A critical appraisal of the performance, reporting, and interpretation of studies comparing carotid plaque imaging with histology.
Lovett JK., Redgrave JN., Rothwell PM.
BACKGROUND AND PURPOSE: Carotid plaque instability is an important determinant of stroke risk. There are now a number of different imaging techniques that provide information on carotid plaque morphology. However, it is unclear how they compare with one another or whether they can reliably assess plaque instability. Studies comparing imaging with pathology have shown highly variable results, even for similar imaging techniques. This may be because of variable pathology techniques rather than differences in imaging. METHODS: We performed a systematic review of studies that compared carotid imaging with histology of the excised plaque published between January 1995 and September 2004. We assessed the quality and comparability of these studies.
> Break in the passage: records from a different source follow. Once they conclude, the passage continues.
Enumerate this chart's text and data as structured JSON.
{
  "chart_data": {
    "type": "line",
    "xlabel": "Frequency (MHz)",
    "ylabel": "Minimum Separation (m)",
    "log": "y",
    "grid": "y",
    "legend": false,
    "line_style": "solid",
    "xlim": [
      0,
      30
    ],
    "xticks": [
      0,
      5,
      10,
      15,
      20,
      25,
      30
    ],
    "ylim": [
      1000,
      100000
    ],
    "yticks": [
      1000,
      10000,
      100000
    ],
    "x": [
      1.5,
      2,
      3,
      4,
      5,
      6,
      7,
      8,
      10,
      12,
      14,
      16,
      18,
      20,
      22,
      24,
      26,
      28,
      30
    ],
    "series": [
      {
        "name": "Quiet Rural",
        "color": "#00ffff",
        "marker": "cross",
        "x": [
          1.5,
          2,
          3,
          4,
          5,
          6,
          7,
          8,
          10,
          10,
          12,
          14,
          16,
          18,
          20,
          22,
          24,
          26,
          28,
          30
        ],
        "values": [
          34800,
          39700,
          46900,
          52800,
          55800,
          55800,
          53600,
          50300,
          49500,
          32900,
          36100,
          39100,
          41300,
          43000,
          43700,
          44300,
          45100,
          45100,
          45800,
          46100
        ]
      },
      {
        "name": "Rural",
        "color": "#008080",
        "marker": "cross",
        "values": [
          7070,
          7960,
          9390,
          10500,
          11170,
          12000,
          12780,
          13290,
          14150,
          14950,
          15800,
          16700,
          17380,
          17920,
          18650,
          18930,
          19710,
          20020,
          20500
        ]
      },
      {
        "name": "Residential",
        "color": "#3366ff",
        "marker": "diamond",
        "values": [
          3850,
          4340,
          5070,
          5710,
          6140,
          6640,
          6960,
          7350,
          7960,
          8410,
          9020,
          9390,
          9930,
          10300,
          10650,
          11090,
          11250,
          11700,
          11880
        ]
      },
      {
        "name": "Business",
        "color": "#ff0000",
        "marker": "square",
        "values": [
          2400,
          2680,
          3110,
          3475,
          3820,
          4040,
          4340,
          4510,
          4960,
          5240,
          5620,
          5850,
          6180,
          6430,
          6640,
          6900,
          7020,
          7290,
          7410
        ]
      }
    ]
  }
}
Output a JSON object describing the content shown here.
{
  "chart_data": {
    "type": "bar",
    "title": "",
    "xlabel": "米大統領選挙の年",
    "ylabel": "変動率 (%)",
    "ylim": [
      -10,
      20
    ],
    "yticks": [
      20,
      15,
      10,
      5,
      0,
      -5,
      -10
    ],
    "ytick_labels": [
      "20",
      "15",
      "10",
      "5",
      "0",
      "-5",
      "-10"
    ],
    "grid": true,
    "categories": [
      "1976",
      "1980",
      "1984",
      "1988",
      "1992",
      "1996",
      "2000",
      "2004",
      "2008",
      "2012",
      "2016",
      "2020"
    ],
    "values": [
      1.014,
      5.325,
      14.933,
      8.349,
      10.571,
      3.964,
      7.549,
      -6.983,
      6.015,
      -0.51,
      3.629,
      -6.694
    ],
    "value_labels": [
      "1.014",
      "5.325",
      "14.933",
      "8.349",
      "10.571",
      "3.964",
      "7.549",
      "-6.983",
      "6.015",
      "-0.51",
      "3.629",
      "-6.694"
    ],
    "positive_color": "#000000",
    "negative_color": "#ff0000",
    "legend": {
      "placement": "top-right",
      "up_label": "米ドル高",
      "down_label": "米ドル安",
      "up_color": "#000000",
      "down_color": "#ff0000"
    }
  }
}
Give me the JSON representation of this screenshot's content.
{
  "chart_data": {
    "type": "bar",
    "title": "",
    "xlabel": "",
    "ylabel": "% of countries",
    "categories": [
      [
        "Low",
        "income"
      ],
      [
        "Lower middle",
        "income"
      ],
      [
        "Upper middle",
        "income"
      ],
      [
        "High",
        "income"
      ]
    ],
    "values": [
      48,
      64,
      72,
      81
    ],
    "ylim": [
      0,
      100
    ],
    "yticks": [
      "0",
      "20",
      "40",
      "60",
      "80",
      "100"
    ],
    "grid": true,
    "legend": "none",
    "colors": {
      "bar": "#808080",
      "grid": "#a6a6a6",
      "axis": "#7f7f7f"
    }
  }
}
In particular, we determined which histology methods were used and whether observer reproducibility of the histology assessment was reported. RESULTS: Among 73 eligible studies, histological methods were poorly reported and highly variable; 23% reported reproducibility data for imaging and only 12% reported reproducibility data for histology. Of 29 studies that reported quantitative results of blinded comparisons, there were methodological deficiencies and the results were highly variable. No study considered the extent to which the lack of reproducibility influenced the imaging-pathological correlations reported. CONCLUSIONS: Pathological correlation in studies of carotid plaque imaging cannot be reliably interpreted or compared because of incomparable and poorly reported histology methods. We make recommendations for the performance, reporting, and interpretation of imaging-pathological correlation studies and highlight the need for consensus guidelines.